We Shouldn’t Rest Until All Palestinians Have Been Pushed into the Sea
An Editorial by Frank J.

 I probably should be talking about the Republican National Convention right now, but anyone who isn’t a ‘tard already knows to vote Republican (actually there’s a great slogan: “Only ‘tards vote for Democrats!”). Instead, what’s concerning me is hearing about more murder of Israelis and Palestinians celebrating it.

 The Palestinian terrorists say they won’t stop until all Jews have been pushed into the sea. Of course, that will never happen. That means they’ll be murderous dumbasses forever.

 Or does it?

 Let’s push all the Palestinians into the sea. See how they like it. If we Americans get together with the Israelis, we’ll easily be able to push the Palestinians anywhere we want.
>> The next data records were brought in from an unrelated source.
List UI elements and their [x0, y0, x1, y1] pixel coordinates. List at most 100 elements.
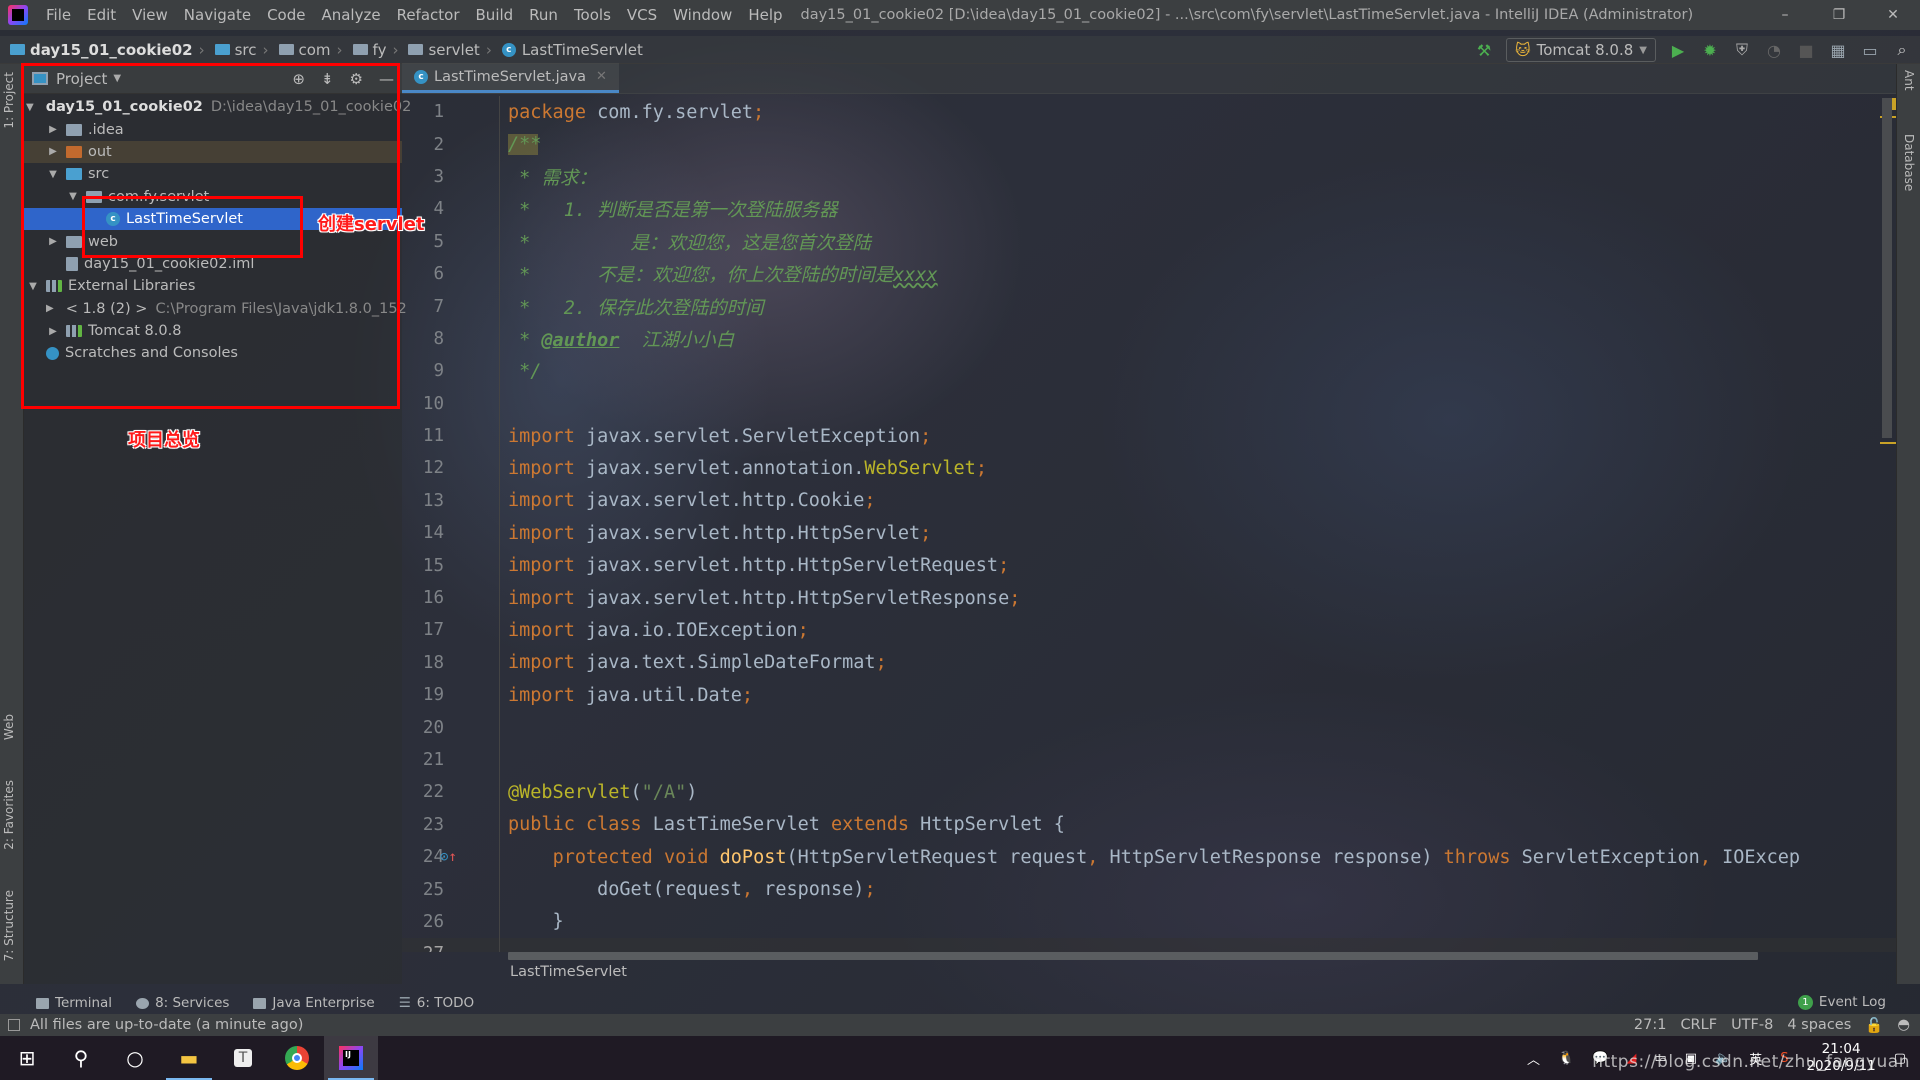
menu-run[interactable]: Run: [521, 6, 566, 24]
code-line: 4 * 1. 判断是否是第一次登陆服务器: [402, 193, 1896, 225]
breadcrumb-project[interactable]: day15_01_cookie02 ›: [10, 41, 205, 59]
menu-vcs[interactable]: VCS: [619, 6, 665, 24]
gear-icon[interactable]: ⚙: [350, 70, 363, 88]
tree-item-jdk[interactable]: ▶ < 1.8 (2) > C:\Program Files\Java\jdk1.…: [24, 298, 407, 320]
code-area[interactable]: 1 package com.fy.servlet; 2/** 3 * 需求： 4 …: [402, 96, 1896, 952]
expand-arrow-icon[interactable]: ▼: [46, 169, 60, 180]
file-explorer-icon[interactable]: ▬: [162, 1036, 216, 1080]
file-encoding[interactable]: UTF-8: [1731, 1017, 1773, 1033]
menu-refactor[interactable]: Refactor: [389, 6, 468, 24]
project-view-selector[interactable]: Project: [56, 70, 107, 88]
tree-item-package[interactable]: ▼ com.fy.servlet: [24, 186, 402, 208]
run-configuration-select[interactable]: 🐱 Tomcat 8.0.8 ▼: [1505, 38, 1656, 62]
error-stripe-marker[interactable]: [1880, 442, 1896, 444]
tree-item-project-root[interactable]: ▼ day15_01_cookie02 D:\idea\day15_01_cook…: [24, 96, 411, 118]
cortana-icon[interactable]: ○: [108, 1036, 162, 1080]
close-button[interactable]: ✕: [1866, 0, 1920, 30]
tree-item-scratches[interactable]: Scratches and Consoles: [24, 342, 402, 364]
editor-tab-lasttimeservlet[interactable]: c LastTimeServlet.java ✕: [402, 63, 619, 93]
chrome-icon[interactable]: [270, 1036, 324, 1080]
line-number: 20: [422, 717, 444, 738]
inspector-icon[interactable]: ◓: [1897, 1017, 1910, 1033]
tool-tab-todo[interactable]: ☰ 6: TODO: [399, 995, 474, 1011]
stop-icon[interactable]: ■: [1796, 40, 1816, 60]
tree-item-idea[interactable]: ▶ .idea: [24, 118, 402, 140]
menu-build[interactable]: Build: [468, 6, 522, 24]
locate-file-icon[interactable]: ⊕: [292, 70, 305, 88]
collapsed-arrow-icon[interactable]: ▶: [46, 303, 54, 314]
tool-tab-services[interactable]: 8: Services: [136, 995, 229, 1011]
indent-setting[interactable]: 4 spaces: [1787, 1017, 1851, 1033]
horizontal-scrollbar[interactable]: [508, 952, 1758, 960]
menu-help[interactable]: Help: [740, 6, 790, 24]
hide-panel-icon[interactable]: —: [379, 70, 394, 88]
code-text: import java.util.Date;: [444, 685, 753, 706]
menu-file[interactable]: File: [38, 6, 79, 24]
expand-arrow-icon[interactable]: ▼: [26, 281, 40, 292]
tool-tab-favorites[interactable]: 2: Favorites: [2, 780, 16, 850]
breadcrumb-class[interactable]: c LastTimeServlet: [501, 41, 643, 59]
menu-edit[interactable]: Edit: [79, 6, 124, 24]
tool-tab-web[interactable]: Web: [2, 714, 16, 740]
search-icon[interactable]: ⚲: [54, 1036, 108, 1080]
breadcrumb-com[interactable]: com ›: [278, 41, 343, 59]
expand-arrow-icon[interactable]: ▼: [66, 191, 80, 202]
menu-tools[interactable]: Tools: [566, 6, 619, 24]
menu-view[interactable]: View: [124, 6, 176, 24]
collapsed-arrow-icon[interactable]: ▶: [46, 146, 60, 157]
unlock-icon[interactable]: 🔓: [1865, 1017, 1883, 1034]
collapse-all-icon[interactable]: ⇟: [321, 70, 334, 88]
dropdown-arrow-icon[interactable]: ▼: [113, 73, 121, 84]
menu-window[interactable]: Window: [665, 6, 740, 24]
tree-item-out[interactable]: ▶ out: [24, 140, 402, 164]
debug-icon[interactable]: ✹: [1700, 40, 1720, 60]
tool-tab-structure[interactable]: 7: Structure: [2, 890, 16, 961]
tool-tab-database[interactable]: Database: [1902, 134, 1916, 191]
run-icon[interactable]: ▶: [1668, 40, 1688, 60]
editor-breadcrumb[interactable]: LastTimeServlet: [510, 964, 627, 980]
show-hidden-icons-chevron-up-icon[interactable]: ︿: [1527, 1049, 1540, 1068]
start-button-windows-icon[interactable]: ⊞: [0, 1036, 54, 1080]
tool-tab-ant[interactable]: Ant: [1902, 70, 1916, 91]
breadcrumb-src[interactable]: src ›: [214, 41, 269, 59]
tool-tab-java-enterprise[interactable]: Java Enterprise: [253, 995, 375, 1011]
toggle-tool-windows-icon[interactable]: [8, 1019, 20, 1031]
coverage-icon[interactable]: ⛨: [1732, 40, 1752, 60]
terminal-window-icon[interactable]: ▭: [1860, 40, 1880, 60]
menu-navigate[interactable]: Navigate: [176, 6, 259, 24]
typora-icon[interactable]: T: [216, 1036, 270, 1080]
menu-analyze[interactable]: Analyze: [313, 6, 388, 24]
project-structure-icon[interactable]: ▦: [1828, 40, 1848, 60]
tree-item-external-libraries[interactable]: ▼ External Libraries: [24, 275, 402, 297]
collapsed-arrow-icon[interactable]: ▶: [46, 326, 60, 337]
restore-button[interactable]: ❐: [1812, 0, 1866, 30]
minimize-button[interactable]: –: [1758, 0, 1812, 30]
tool-tab-terminal[interactable]: Terminal: [36, 995, 112, 1011]
tree-item-tomcat[interactable]: ▶ Tomcat 8.0.8: [24, 320, 402, 342]
tool-tab-project[interactable]: 1: Project: [2, 72, 16, 129]
vertical-scrollbar[interactable]: [1882, 98, 1892, 438]
override-gutter-icon[interactable]: ⊙↑: [440, 849, 457, 865]
main-toolbar: ⚒ 🐱 Tomcat 8.0.8 ▼ ▶ ✹ ⛨ ◔ ■ ▦ ▭ ⌕: [1474, 36, 1920, 64]
tree-item-label: day15_01_cookie02: [45, 99, 203, 116]
line-separator[interactable]: CRLF: [1680, 1017, 1717, 1033]
profile-icon[interactable]: ◔: [1764, 40, 1784, 60]
expand-arrow-icon[interactable]: ▼: [26, 102, 34, 113]
close-tab-icon[interactable]: ✕: [596, 69, 607, 84]
build-hammer-icon[interactable]: ⚒: [1474, 40, 1494, 60]
project-panel: Project ▼ ⊕ ⇟ ⚙ — ▼ day15_01_cookie02 D:\…: [24, 64, 411, 984]
tree-item-iml[interactable]: day15_01_cookie02.iml: [24, 253, 402, 275]
code-text: import javax.servlet.ServletException;: [444, 426, 931, 447]
search-everywhere-icon[interactable]: ⌕: [1892, 40, 1912, 60]
collapsed-arrow-icon[interactable]: ▶: [46, 236, 60, 247]
collapsed-arrow-icon[interactable]: ▶: [46, 124, 60, 135]
code-line: 26 }: [402, 906, 1896, 938]
qq-icon[interactable]: 🐧: [1558, 1051, 1574, 1066]
caret-position[interactable]: 27:1: [1634, 1017, 1667, 1033]
event-log-button[interactable]: 1 Event Log: [1797, 994, 1886, 1010]
menu-code[interactable]: Code: [259, 6, 313, 24]
intellij-taskbar-icon[interactable]: IJ: [324, 1036, 378, 1080]
breadcrumb-servlet[interactable]: servlet ›: [408, 41, 492, 59]
tree-item-src[interactable]: ▼ src: [24, 163, 402, 185]
breadcrumb-fy[interactable]: fy ›: [352, 41, 398, 59]
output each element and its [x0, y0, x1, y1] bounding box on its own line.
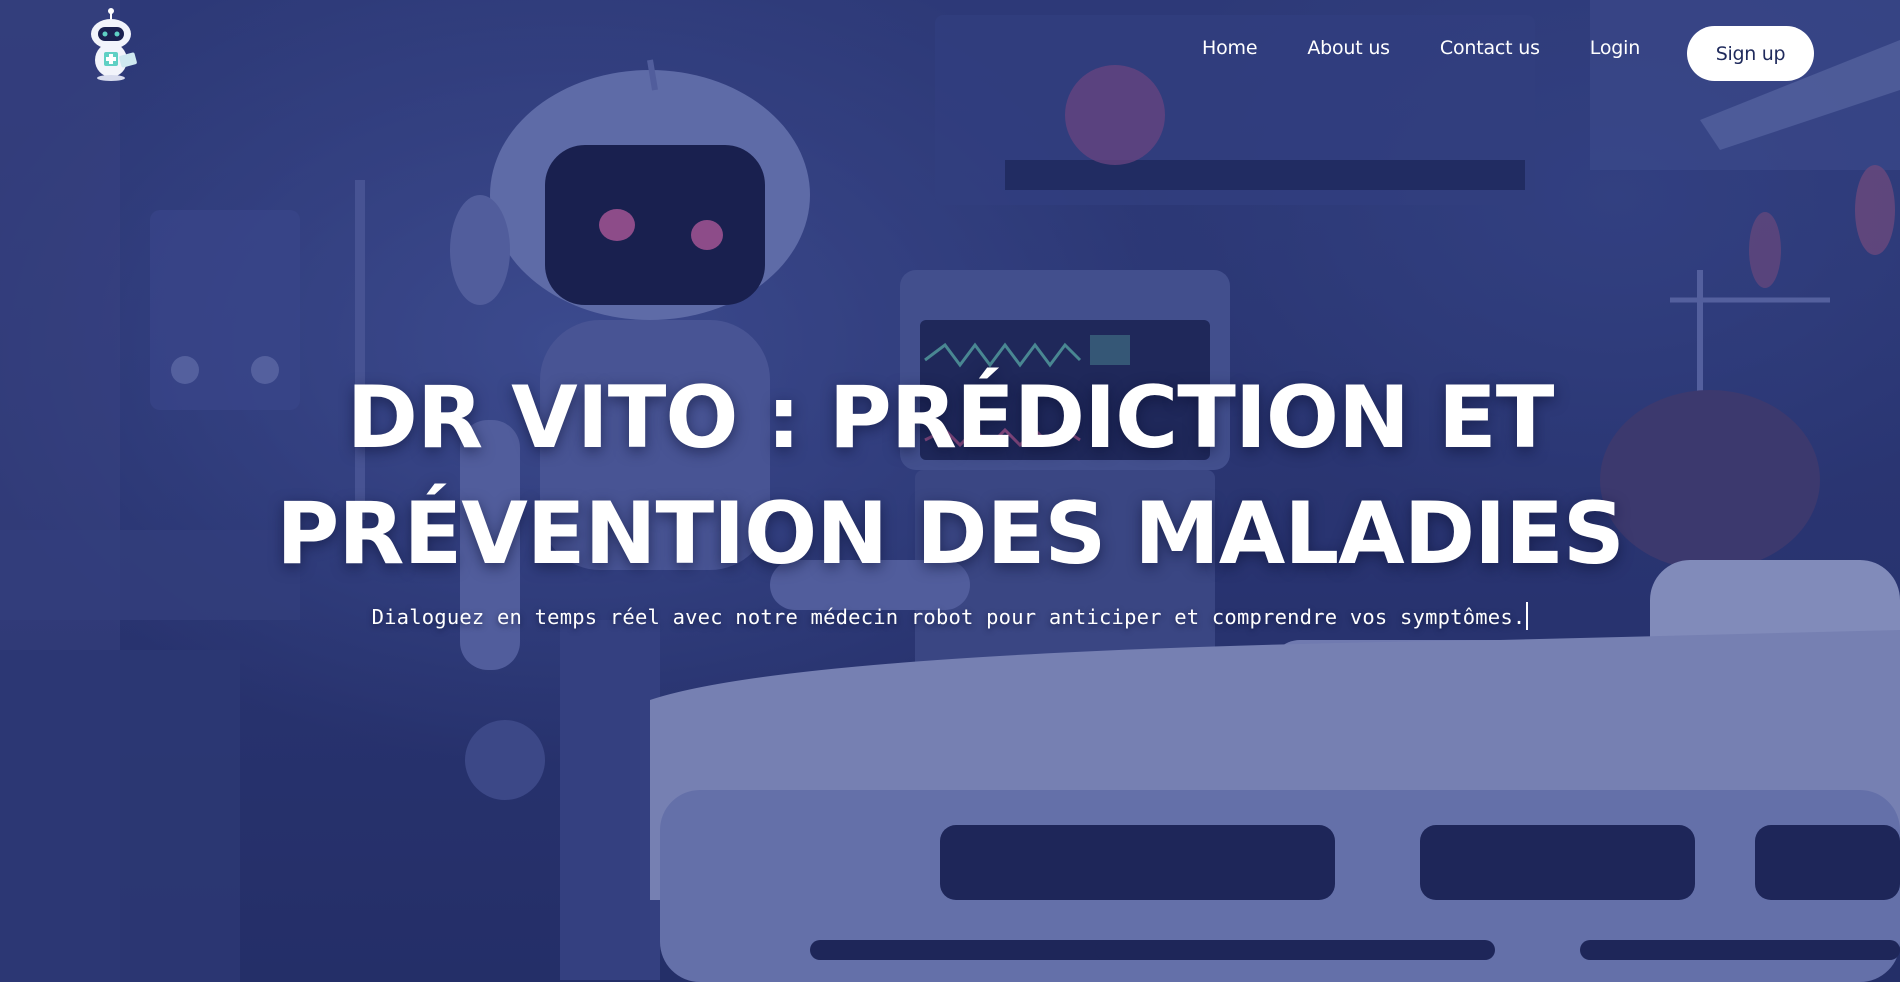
top-navigation-bar: Home About us Contact us Login Sign up — [0, 0, 1900, 104]
typing-caret — [1526, 602, 1529, 630]
hero-title: DR VITO : PRÉDICTION ET PRÉVENTION DES M… — [250, 360, 1650, 592]
main-nav: Home About us Contact us Login — [1202, 37, 1690, 59]
hero-subtitle: Dialoguez en temps réel avec notre médec… — [372, 602, 1529, 630]
nav-link-home[interactable]: Home — [1202, 37, 1258, 59]
hero-section: DR VITO : PRÉDICTION ET PRÉVENTION DES M… — [0, 360, 1900, 630]
nav-link-login[interactable]: Login — [1590, 37, 1640, 59]
hero-title-line-1: DR VITO : PRÉDICTION ET — [346, 368, 1555, 468]
nav-link-contact-us[interactable]: Contact us — [1440, 37, 1540, 59]
nav-link-about-us[interactable]: About us — [1307, 37, 1390, 59]
hero-subtitle-text: Dialoguez en temps réel avec notre médec… — [371, 605, 1526, 629]
hero-title-line-2: PRÉVENTION DES MALADIES — [276, 484, 1625, 584]
signup-button[interactable]: Sign up — [1687, 26, 1814, 81]
robot-doctor-logo-icon[interactable] — [82, 8, 140, 82]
 Now some may say they have problems with this plan. They may not want to get sand into their shoes. This can be solved by having a nice pier to push the Palestinians off of so you don’t have to walk on the beach. Also, there can be plenty of signs saying “Push Palestinians this Way” that point to the pier.

 Others may wonder how in the world could we be sure we pushed all Palestinians into the sea. Easy. After we push each Palestinian into the sea, we give him a “I was pushed into the sea” card. Then, he can show that card to keep from being pushed into the sea again. No claiming you lost the card, though; into the sea you go!

 It will be hard work pushing Palestinians into the sea, but they should learn some important lessons from it. One, they will find that being pushed into the sea is not a nice thing. It is wet and salty. Second, they’ll know for sure that we’re bigger than them and we can push them around. So that’s why this must be completed. Yes, it will be tempting to say, “I think we’ve pushed enough Palestinians into the sea,” but we must not rest until all Palestinians have been pushed into the sea.
Frank J. is a syndicated columnist whose columns appear worldwide on IMAO.us and is the author of such books as “Tricking Girls into Cuddling for Warmth” and “Look at Me! I’m an Author!”